In general I don't mind DIY projects, but the whole brake/leveling/slide seal system seems very complex to me, and I have no experience working with anything like it before. I expect I will have FOT fix it when we are there next month.
In the month since we made the purchase, we have also had the following problems:
Replaced an older chassis battery that would not charge. That was not a big deal.
The rear air conditioner doesn't appear to be putting out cold air. Also not a big deal, but something to have fixed.
A nearly new house battery went bad while charging. That was scary as the battery and battery compartment got very hot.

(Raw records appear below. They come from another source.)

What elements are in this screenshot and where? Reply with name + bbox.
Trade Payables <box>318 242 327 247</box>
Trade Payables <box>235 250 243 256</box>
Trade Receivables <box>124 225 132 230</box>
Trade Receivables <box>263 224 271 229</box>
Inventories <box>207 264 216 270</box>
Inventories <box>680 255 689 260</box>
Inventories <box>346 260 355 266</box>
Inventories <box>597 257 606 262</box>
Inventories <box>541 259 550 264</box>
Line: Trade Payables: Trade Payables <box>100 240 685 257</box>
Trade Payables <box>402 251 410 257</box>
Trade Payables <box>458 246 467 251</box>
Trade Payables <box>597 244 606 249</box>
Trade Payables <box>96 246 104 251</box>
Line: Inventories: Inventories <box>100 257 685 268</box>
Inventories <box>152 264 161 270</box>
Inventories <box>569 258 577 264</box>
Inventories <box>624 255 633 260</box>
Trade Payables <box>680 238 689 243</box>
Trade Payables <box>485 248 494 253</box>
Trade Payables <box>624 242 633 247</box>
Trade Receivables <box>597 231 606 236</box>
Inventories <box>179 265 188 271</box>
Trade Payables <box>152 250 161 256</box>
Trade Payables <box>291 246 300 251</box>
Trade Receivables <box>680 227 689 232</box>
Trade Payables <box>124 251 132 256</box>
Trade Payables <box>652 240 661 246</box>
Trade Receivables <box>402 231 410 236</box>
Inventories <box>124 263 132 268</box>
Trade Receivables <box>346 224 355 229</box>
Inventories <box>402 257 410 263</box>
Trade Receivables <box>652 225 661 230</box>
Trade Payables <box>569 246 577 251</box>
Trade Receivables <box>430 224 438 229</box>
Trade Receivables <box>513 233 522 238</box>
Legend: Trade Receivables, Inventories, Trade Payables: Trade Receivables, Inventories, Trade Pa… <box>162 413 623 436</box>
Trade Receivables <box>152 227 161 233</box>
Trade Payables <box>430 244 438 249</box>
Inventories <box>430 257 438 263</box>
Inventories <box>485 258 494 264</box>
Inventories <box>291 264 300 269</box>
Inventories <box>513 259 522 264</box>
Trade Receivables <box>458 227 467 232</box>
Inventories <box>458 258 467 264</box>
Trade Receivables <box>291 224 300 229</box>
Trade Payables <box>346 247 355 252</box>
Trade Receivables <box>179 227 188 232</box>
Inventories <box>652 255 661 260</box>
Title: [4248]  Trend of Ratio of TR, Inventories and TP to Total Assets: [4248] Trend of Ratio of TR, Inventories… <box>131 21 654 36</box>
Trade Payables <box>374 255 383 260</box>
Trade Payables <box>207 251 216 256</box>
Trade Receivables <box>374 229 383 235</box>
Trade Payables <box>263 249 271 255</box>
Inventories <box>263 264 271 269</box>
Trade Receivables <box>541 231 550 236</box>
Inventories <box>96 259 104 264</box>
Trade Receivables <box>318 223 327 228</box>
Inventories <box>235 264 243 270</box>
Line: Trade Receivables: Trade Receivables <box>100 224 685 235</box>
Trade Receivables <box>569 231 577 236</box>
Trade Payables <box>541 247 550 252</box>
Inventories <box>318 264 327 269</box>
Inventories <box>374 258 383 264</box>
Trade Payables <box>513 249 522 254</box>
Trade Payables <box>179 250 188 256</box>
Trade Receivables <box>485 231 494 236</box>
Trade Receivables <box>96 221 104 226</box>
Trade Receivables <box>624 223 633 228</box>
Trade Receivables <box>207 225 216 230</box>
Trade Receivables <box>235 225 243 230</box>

BTW, the hydrogen emitted by the battery apparently set off the LP gas detector. The manufacturer confirmed that the LP detector (MTI 40-442) will alert to hydrogen gas. The batteries were all installed at the same time and are wired in parallel, so I don't know why one would go bad without the others unless it was the battery itself. I am hoping the battery will be covered under warranty by the manufacturer.
Sometimes the generator will start and then shut down after about 15 seconds with a flashing oil warning light, which according to the manual indicates low oil or coolant. I have checked and both are OK, so I don't know if it is a sensor problem or something else, such as a weak oil or water pump, etc. Other times it runs fine. I am not a diesel mechanic, so would prefer that it actually fail so that I could get it fixed.
So far I am not thrilled with the headache/enjoyment ratio, but it is early days. :-)
It helps that it is finally cooling off here in Texas so that it isn't brutal just to stand outside and look at it. :-)
Thanks for all of the suggestions, Ken
Ken, If your 5 amp fuse is good. Now check the manually RESETTABLE circuit breaker.
There is a tiny black button on the C/B that needs to be pushed in to reset the C/B.
I believe that is the problem you have if the compressor is not coming on.
Look at the photo, there is a row of C/B's behind the white panel in the bay.
When you get a chance add that air gauge on the compressor to help you know what it is doing.
Thanks, Barry. I looked at the circuit breakers but did not see one with a label related to the compressor. I will have another look the first chance I get and see if any need to be reset.